Integrating Crowd with Apache

Installing the Crowd Apache Connector on Ubuntu-Linux

sudo apt-get -y install autoconf libtool apache2-threaded-dev libsvn-dev libcurl4-gnutls-dev libxml2-dev apache2-mpm-worker libapache2-svn

Enter the following commands

wget https://studio.plugins.atlassian.com/svn/CWDAPACHE/tags/2.0.2/mod_authnz_crowd-2.0.2.tar.gz
tar xzf mod_authnz_crowd-2.0.2.tar.gz
cd mod_authnz_crowd-2.0.2
autoreconf --install
./configure
make
sudo make install

Restart Apache after

Integrating Crowd with Subversion

This setup requires that you have installed the crowd apache connector.
If you are using Apache to manage access to a subversion repository (instructions), you can use the same configuration method to delegate user authentication to Crowd.

To restrict Subversion repository access to certain groups and/or users, you can add the Require group and Require user directives, described in the page on integrating Crowd with Apache.
For more fine-grained access, Crowd provides the AuthzSVNCrowdAccessFile directive which allows you to define path-based access rules.

These modifications need to be made to the default file in /etc/apache2/sites-available/ 
Also the code added must be located before the error log code in the file.

<Location /svn>

  AuthName "Atlassian Crowd"
  AuthType Basic
  AuthBasicProvider crowd

  CrowdAppName subversion
  CrowdAppPassword yourpassword
  CrowdURL http://localhost:8095/crowd/

  CrowdCreateSSO off  # Improves performance when using Subversion clients that

  DAV svn

  # Set this to the path to your repository
  SVNPath /opt/svn-data/hamsters

  AuthzSVNCrowdAccessFile /etc/apache2/dav_svn.authz
  Require valid-user

</Location>

Next you should create your repository... steps to go here.

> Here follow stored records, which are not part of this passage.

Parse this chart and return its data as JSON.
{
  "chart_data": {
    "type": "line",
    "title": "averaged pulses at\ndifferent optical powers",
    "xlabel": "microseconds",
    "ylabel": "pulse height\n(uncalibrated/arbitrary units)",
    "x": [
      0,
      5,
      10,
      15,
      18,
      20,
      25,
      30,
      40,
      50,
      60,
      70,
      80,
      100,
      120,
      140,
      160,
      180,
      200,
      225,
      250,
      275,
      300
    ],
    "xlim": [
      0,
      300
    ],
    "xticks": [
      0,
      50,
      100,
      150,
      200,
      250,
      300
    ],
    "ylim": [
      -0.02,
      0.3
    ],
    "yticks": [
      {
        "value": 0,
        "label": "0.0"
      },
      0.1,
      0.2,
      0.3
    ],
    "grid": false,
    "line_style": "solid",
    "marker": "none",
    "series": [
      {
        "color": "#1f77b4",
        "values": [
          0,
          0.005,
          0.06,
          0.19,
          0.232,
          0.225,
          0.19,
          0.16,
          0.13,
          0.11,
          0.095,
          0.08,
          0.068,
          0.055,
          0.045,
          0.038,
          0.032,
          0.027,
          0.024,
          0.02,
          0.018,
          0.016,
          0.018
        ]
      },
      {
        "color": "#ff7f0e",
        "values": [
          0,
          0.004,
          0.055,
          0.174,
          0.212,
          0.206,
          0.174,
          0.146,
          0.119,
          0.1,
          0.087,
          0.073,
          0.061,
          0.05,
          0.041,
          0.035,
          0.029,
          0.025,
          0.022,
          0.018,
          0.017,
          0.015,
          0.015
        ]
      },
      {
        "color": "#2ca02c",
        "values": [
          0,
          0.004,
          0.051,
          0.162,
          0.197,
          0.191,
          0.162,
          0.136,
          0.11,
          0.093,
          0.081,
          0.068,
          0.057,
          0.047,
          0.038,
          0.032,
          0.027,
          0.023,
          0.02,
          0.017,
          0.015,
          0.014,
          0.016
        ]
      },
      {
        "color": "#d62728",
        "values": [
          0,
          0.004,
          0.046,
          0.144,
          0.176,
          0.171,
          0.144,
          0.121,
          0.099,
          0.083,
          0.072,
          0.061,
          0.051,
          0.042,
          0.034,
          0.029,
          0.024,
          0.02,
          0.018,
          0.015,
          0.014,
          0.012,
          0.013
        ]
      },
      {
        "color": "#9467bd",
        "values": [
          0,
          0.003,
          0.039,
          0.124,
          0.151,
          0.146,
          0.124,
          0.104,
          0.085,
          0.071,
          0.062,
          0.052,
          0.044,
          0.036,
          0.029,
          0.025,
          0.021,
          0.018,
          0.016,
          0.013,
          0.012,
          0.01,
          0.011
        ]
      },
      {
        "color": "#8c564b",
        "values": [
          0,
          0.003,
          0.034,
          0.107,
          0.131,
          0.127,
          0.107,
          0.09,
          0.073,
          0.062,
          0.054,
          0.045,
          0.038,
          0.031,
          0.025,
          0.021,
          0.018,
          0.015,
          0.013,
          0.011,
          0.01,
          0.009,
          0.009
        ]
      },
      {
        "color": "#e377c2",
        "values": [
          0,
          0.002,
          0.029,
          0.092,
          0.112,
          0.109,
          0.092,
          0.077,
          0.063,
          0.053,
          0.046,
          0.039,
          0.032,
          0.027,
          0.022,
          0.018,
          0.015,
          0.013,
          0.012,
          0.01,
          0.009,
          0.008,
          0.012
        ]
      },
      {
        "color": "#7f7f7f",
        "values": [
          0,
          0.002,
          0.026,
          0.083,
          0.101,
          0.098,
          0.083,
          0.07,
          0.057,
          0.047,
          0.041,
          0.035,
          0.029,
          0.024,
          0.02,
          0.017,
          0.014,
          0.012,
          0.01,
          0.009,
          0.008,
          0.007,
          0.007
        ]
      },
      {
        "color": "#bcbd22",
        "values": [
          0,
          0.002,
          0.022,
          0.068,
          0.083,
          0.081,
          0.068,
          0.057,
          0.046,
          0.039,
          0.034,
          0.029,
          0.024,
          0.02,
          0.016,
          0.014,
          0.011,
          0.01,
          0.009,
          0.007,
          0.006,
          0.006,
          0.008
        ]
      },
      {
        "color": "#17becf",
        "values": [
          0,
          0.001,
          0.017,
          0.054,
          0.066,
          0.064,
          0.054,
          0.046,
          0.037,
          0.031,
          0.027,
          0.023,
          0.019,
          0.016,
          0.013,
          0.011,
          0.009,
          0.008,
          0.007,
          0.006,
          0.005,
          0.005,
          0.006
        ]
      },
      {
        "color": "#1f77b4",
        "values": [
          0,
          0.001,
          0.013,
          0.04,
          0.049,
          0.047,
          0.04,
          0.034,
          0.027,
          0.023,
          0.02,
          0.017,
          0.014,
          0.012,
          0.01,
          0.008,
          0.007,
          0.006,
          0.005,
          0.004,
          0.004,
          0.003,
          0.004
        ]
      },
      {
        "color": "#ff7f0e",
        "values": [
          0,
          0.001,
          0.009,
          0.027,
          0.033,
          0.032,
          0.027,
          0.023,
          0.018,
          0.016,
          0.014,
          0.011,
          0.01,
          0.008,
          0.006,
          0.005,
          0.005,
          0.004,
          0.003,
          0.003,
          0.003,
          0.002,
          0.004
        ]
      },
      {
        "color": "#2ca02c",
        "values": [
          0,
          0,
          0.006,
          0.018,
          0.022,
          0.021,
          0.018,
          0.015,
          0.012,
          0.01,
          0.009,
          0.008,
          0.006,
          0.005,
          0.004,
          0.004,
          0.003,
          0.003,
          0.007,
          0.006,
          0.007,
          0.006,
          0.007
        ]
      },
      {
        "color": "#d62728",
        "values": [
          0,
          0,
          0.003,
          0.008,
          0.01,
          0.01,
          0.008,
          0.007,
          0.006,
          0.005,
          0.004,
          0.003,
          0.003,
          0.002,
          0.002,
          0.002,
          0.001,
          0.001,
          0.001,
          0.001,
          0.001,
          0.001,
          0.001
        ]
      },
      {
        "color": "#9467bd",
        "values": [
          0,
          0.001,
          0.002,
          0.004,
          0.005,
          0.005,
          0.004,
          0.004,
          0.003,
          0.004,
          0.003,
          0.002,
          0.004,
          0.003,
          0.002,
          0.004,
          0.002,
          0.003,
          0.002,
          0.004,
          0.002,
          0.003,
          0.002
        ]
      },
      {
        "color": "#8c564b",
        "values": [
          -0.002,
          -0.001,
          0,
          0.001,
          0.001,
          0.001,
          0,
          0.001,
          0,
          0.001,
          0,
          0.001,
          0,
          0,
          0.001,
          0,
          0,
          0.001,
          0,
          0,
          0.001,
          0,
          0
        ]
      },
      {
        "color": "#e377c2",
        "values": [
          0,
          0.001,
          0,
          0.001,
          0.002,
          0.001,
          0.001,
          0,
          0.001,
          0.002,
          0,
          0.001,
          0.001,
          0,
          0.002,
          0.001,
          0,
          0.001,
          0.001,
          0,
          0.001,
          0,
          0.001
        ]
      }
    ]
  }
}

After the repository is created, in order for the WebDAV process to work with the repository you need to change the permissions,

cd /opt/svn-data
sudo chown -R www-data:subversion hamsters
sudo chmod -R g+rws hamsters

You will need to this for all new repositories or else you will get the error (to document).

Integrating Crowd with Confluence

...

References

http://confluence.atlassian.com/display/CROWD/PostgreSQL+for+CrowdID

http://confluence.atlassian.com/display/CROWD011/3.2.1+Integrating+Crowd+with+Apache+or+Subversion

This article helped with permission of repositories - https://help.ubuntu.com/community/Subversion

Crowd Authorization options use the same syntax in SVN  - http://svnbook.red-bean.com/en/1.6/svn.serverconfig.httpd.html#svn.serverconfig.httpd.authz

This talks specifically about using the authz paths - http://svnbook.red-bean.com/en/1.6/svn.serverconfig.pathbasedauthz.html

Confluence 4.1 removes Legacy Crowd SSO Authenticator - http://confluence.atlassian.com/display/DOC/Confluence+4.1+Upgrade+Notes

4 Comments

  1. We have found we can skip the step about, "Edit the file apache-tomcat-X.X.XX/conf/Catalina/localhost/openidserver.xml and customise the username, password, driverClassName and url parameters for the datasource", because the startup wizard does the step for you.

    Have not tested if we cans skip the subsequent steps yet though, "Delete the minEvictableIdleTimeMillistimeBetweenEvictionRunsMillis and maxActive attributes. (These are only needed for HSQL database, and degrade performance otherwise.)"

  2. Section "Integrating Crowd with Subversion" be broken down as three scenarios into separate sub pages that you will link to,

    1. Multiple repositories using SVNPath and Crowd groups to enforce r&w permissions. Not public.
    2. Simple repository requiring Crowd auth
    3. Simple repoistory requring Crowd auth for read and write and allowing anoymous for access
    4. Advanced Permissions with dav_svn.authz

    Also a note that we will not explore the other alternative to SVNPath (whatever it is called) unless someone can come up with a compelling reason. With Crowd integration we always need an admin involved so we don't see any gains from using it.

  3. The block on fixing the repository should be converted into a separate page which can be included in any section that references it.

  4. Move Integrating Crowd with Subversion, Apache and Confluence into their own respective sections.